The price of gold fell by over ₹1000 this week. Is this a correction buying opportunity?

Gold Rate Today: After witnessing volatility throughout the week, gold prices on the Multi Commodity Exchange (MCX) lost 2.20 per cent weekly and closed. 50,810 points on Friday. The US Fed’s tough stance on interest rate hikes amid a sharp jump in the dollar index and rising fears of global inflation was one of the main reasons for the yellow metal to slide to a 10-month low in the international market. On Friday, spot gold ended at $1,742 an ounce, having broken the previous week’s level of $1,780.

According to stock market experts, spot gold price has given a breakdown last week at the level of $1,780 an ounce. He said the fall in yellow metal prices was mainly due to sharp jump in prices. dollar indexUS Fed’s tough stance on interest rate hikes and global inflation concerns. He said the dollar index broke its resistance at 105.80 and climbed to its 20-year high of 107.78, bringing down the price of gold by $1,710 to $1,780 an ounce, he said. He further added that gold rates on MCX are currently trading from 50,400 52,000 per 10 grams level while 48,800 is the key support level for the precious metal.

Reasons for fall in gold price

Highlighting the reasons for the fall in gold prices, Sugandha Sachdeva, Vice President, Commodity & Currency Research, Religare Broking Ltd said, “Gold prices witnessed a jump and slipped to 10-month low in international markets during the week. , only to recover some lost at the end of the week. Gold prices fell sharply amid the Fed’s tight cycle amid inflation readings and a sharp move in the dollar index towards fresh 20-year highs,” he said. The U.S. preferred the safe-haven dollar to gold and breached the crucial resistance of 105.80 by moving towards 107.78 points amid non-stop chatter around rate hikes by major central banks.

The Religare expert further said that the minutes of the June meeting of the US Fed indicated that policymakers may hike rates to contain inflation, reinforcing expectations of another major rate hike in the upcoming meeting. Weekend data indicated the US economy added 372,000 jobs in June, nearly 100,000 more than expected, and the unemployment rate stood at 3.6 percent for the third straight month. This persistent labor market force will lead the Fed to aggressively raise interest rates as the labor market needs to cool to suppress demand as well as inflation, which is likely to be a major headwind for gold. .

Gold Price Outlook

Speaking on the technical outlook for gold prices, Anuj Gupta, Vice President-Research IIFL Securities said, “Last week, gold price broke the level of $1,780 an ounce in the spot market and was trading in fresh trade from $1,710 to $1,780. Slipped in the zone. Immediate support for spot gold is currently placed at $1,710 level while its strong support is placed at $1,650 per ounce level. In the domestic market, MCX Gold is trading in the range of price range. doing from 50,400 52,000 range while its placed on strong support 48,800 levels.”

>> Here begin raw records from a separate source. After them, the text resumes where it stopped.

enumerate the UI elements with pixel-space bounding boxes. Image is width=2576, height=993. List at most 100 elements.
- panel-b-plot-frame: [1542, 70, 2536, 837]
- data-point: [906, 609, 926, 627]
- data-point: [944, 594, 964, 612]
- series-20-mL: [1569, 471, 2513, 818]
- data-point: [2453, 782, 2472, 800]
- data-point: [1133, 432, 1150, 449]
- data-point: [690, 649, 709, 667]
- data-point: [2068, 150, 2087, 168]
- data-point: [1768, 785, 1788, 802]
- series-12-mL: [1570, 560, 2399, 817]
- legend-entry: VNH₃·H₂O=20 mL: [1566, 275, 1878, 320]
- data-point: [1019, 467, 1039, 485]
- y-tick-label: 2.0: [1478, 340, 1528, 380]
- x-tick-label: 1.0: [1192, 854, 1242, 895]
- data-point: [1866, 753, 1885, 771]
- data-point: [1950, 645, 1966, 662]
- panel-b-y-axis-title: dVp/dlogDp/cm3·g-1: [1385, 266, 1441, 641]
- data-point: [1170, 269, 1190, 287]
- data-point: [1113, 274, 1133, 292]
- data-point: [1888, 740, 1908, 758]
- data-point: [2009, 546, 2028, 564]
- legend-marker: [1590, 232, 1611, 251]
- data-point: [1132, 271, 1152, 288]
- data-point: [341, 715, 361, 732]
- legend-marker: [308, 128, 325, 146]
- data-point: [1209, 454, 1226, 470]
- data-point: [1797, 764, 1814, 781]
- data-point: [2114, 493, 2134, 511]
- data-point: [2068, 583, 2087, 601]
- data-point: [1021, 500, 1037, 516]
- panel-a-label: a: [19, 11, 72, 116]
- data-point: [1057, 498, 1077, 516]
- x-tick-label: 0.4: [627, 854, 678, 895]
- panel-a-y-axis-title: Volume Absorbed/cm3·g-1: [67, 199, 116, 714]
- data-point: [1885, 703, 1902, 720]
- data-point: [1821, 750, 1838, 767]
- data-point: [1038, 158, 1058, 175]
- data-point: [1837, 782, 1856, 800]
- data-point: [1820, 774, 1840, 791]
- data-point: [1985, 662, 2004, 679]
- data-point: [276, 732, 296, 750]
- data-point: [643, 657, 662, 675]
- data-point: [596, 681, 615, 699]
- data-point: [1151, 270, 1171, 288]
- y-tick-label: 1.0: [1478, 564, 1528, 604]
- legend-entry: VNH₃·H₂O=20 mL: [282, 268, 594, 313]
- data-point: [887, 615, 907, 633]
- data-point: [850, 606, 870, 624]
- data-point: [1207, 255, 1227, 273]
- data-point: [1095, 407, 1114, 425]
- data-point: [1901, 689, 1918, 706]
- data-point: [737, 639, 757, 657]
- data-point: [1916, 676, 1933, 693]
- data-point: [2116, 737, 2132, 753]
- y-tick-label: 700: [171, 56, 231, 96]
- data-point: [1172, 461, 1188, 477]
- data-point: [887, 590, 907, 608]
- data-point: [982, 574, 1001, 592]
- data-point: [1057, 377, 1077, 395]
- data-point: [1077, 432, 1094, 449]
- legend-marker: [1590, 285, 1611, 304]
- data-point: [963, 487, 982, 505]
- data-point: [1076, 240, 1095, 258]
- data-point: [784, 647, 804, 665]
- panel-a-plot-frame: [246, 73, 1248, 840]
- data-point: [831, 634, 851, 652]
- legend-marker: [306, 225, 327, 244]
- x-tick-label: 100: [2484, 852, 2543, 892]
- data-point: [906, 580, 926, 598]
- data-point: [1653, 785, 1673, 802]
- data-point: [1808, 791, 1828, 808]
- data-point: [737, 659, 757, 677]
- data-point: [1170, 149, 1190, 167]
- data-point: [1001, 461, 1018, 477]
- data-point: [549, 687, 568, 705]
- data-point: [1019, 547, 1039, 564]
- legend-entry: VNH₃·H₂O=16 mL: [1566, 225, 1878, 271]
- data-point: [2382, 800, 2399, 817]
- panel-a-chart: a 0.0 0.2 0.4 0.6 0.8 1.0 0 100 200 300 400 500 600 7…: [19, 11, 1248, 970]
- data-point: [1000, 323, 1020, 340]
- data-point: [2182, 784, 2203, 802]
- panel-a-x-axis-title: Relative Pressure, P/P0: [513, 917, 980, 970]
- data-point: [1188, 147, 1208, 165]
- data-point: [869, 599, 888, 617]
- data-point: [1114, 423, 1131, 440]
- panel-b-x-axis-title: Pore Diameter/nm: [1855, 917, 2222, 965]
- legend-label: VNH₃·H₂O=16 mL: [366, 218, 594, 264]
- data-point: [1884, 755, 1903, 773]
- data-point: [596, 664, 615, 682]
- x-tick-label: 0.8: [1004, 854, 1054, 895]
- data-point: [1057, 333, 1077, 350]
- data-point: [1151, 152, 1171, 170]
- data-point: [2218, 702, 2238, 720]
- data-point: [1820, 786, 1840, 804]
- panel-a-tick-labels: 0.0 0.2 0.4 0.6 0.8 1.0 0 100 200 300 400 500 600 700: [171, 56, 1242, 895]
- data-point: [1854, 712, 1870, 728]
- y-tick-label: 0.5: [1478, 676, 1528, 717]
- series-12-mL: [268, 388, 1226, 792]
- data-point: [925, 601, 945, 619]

Expecting the dollar index to continue to weigh on the gold price in the near future, Anuj Gupta of IIFL Securities said, “Last week, the dollar index broke its resistance at 105.80 levels and hit a two-decade high of 107.78 levels. Though there was some profit-booking in the forex market but gold price is expected to remain under pressure till the dollar index crosses above 105.80 level. Hence, gold investors are advised to wait and buy lower levels As MCX gold price has been able to stay above itself. 50,400 support level.”

Speaking on gold price outlook, Sugandha Sachdeva of Religare Broking said, “Assessing near term outlook, gold price has breached the crucial support of $1780 an ounce in the international markets, but moved towards $1720 an ounce. There is a lot of cushion getting around the Ounce. Mark, which caused some rebound in the prices. For the domestic markets, the prices have corrected but it has major support 50,400 per 10 grams has been protecting the precious metal for more than a month now. We expect this recovery to continue as bargaining is expected to drive prices up, while at higher levels, the level of 51,500 per 10 grams is likely to act as a rigid barrier and limit gains in the yellow metal.”

Disclaimer: The views and recommendations given above are those of individual analysts or broking companies and not of Mint.